Fernandes noted that AirAsia has been able to maintain a load factor of 75% despite the lingering fear of the influenza A/H1-N1 pandemic. While yield (revenue per ASK) was lower by 12% to 11.9 sen per ASK (largely due to 19% lower average fare of RM160) the company's unit cost – at 8.0 sen per ASK – fell by 31% compared with the same period last year.
Also highlighted was the growing importance of ancillary income. “Ancillary income grew by 89% to RM95 million," Fernandes noted. "The average ancillary spend per passenger has increased by 52% to RM27. Ancillary income now represents 14.5% of total revenue, a 6 percentage-point increase from the same period last year.
“With new products and services, this business unit is expected to grow – unearthing new revenue streams for the company. We have launched a low-cost courier service and AirAsia Savers Account (co-branded savings account with CIMB) in July. There are six more ancillary income initiatives in the pipeline waiting to be launched within the year.”
On its overseas operations, Fernandes said: “AirAsia Thailand had performed well despite the weakened consumer sentiment caused by the domestic political situation, exacerbated by the second quarter being a seasonally weak quarter for Thailand. Yet AirAsia Thailand managed to contain losses to THB81 million (RM8.2 million) for the period. The outlook for Thailand is positive, the passenger growth numbers looks satisfactory and TAA has captured significant market share. In addition, the Thai operation is enjoying the cost benefits of the increased number of Airbus A320 aircraft in its fleet.
“AirAsia Indonesia’s operation has made commendable progress to improve its cost structure and narrow down losses to IDR65 billion (RM21.8 million)," he continued. "We have added a significant capacity addition of 56% in the period and this necessitated lower fare in order to drive high traffic growth. This strategy has proven to be successful; we have carried 47% more passengers and maintained load factors of 75%. Despite the loss incurred in the second quarter, the third quarter looks very promising. Response to the new Bali–Perth route exceeded expectations and we have increased the frequency from once a day to twice a day even before the launch of the maiden flight. This will help underpin a sustained profitable performance going forward.”
Looking ahead, Fernandes remarked, “The current economic climate is well-suited for a low-cost airline as consumers have become more price conscious and look for the best value. With our lowest unit cost base, we have the flexibility to reduce our already low fares without hurting our bottom line. Other airlines are offering aggressive pricing just to try and maintain their existing passenger base but in this intensely competitive market, the only sure winner is the one with the lowest unit cost base.
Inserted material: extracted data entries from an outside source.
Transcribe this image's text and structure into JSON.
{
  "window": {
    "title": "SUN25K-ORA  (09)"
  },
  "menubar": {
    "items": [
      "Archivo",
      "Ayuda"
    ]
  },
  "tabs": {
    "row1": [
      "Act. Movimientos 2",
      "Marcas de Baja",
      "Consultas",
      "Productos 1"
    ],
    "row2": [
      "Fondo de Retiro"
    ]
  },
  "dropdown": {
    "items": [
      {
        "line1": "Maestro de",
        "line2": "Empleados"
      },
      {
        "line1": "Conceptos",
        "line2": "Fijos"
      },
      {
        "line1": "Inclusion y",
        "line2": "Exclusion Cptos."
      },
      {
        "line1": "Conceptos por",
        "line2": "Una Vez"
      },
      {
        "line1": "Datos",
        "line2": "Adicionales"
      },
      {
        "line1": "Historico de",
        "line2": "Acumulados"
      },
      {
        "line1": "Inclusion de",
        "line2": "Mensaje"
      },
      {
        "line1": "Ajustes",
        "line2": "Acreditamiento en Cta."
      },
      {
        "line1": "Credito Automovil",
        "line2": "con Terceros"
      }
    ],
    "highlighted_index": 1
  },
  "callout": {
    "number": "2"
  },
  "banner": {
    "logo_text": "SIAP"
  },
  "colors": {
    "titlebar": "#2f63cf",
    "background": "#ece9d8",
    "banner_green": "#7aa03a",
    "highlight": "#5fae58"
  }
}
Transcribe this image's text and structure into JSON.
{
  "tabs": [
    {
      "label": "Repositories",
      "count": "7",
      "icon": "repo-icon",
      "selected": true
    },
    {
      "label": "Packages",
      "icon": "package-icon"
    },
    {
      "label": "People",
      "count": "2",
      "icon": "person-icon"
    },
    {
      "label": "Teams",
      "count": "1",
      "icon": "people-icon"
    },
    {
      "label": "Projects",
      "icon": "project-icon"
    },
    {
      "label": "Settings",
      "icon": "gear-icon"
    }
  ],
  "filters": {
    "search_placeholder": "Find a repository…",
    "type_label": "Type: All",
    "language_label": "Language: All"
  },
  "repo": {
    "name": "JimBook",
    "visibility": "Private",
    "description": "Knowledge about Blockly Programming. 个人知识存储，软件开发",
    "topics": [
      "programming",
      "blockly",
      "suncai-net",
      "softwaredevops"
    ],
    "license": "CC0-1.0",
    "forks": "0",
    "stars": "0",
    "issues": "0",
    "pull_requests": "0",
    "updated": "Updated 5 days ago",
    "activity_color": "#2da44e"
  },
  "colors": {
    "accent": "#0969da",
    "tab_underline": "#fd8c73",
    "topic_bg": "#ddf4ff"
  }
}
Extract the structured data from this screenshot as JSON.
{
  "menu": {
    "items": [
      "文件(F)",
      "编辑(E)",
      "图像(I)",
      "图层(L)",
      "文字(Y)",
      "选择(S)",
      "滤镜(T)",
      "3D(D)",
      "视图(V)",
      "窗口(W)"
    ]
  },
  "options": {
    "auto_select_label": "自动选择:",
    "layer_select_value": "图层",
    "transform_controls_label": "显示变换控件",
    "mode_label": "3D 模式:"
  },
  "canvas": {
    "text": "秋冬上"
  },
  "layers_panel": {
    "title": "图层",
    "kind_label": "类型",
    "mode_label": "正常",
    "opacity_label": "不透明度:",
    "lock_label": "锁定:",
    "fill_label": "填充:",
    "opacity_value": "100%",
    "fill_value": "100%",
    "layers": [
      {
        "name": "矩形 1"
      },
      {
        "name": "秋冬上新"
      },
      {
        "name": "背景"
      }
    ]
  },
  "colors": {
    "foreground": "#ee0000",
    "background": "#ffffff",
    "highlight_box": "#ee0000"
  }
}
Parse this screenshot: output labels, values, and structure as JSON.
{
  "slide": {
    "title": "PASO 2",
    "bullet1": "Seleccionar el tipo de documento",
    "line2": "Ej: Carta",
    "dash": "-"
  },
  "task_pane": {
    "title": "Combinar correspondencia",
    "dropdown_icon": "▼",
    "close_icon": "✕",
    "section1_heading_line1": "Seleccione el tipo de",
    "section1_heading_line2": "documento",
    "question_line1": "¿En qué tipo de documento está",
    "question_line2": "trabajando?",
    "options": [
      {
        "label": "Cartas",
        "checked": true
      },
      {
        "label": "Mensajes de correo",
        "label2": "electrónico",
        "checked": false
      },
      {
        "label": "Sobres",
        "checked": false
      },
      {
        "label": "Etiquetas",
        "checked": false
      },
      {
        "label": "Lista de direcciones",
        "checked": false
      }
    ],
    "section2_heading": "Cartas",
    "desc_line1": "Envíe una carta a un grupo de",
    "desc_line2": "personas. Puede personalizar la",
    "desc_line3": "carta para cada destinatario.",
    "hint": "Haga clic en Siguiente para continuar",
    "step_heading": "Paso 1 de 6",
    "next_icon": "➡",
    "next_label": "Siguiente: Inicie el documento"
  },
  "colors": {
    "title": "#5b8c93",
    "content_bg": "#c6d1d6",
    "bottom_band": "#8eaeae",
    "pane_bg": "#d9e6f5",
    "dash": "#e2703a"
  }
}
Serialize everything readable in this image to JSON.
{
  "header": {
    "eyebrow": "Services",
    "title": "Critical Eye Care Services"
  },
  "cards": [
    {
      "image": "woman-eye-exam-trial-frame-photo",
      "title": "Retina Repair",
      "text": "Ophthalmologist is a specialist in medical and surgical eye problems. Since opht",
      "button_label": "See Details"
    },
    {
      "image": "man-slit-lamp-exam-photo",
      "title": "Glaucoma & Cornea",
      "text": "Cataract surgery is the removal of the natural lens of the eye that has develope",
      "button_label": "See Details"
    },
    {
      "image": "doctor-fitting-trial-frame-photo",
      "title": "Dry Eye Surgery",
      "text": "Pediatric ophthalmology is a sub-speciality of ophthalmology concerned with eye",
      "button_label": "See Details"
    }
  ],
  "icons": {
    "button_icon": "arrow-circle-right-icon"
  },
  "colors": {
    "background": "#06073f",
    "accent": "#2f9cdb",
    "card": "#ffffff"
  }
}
“To simplify and make our products more irresistible, we have abolished administrative fees and now have a simple 'all-in fare' pricing structure. This strategy has already proven successful in driving strong traffic growth and expanding market share. Based on forward booking trend in the third quarter, the underlying passenger demand remains positive and the company should be able to maintain a similar growth momentum enjoyed in the first half of the year.”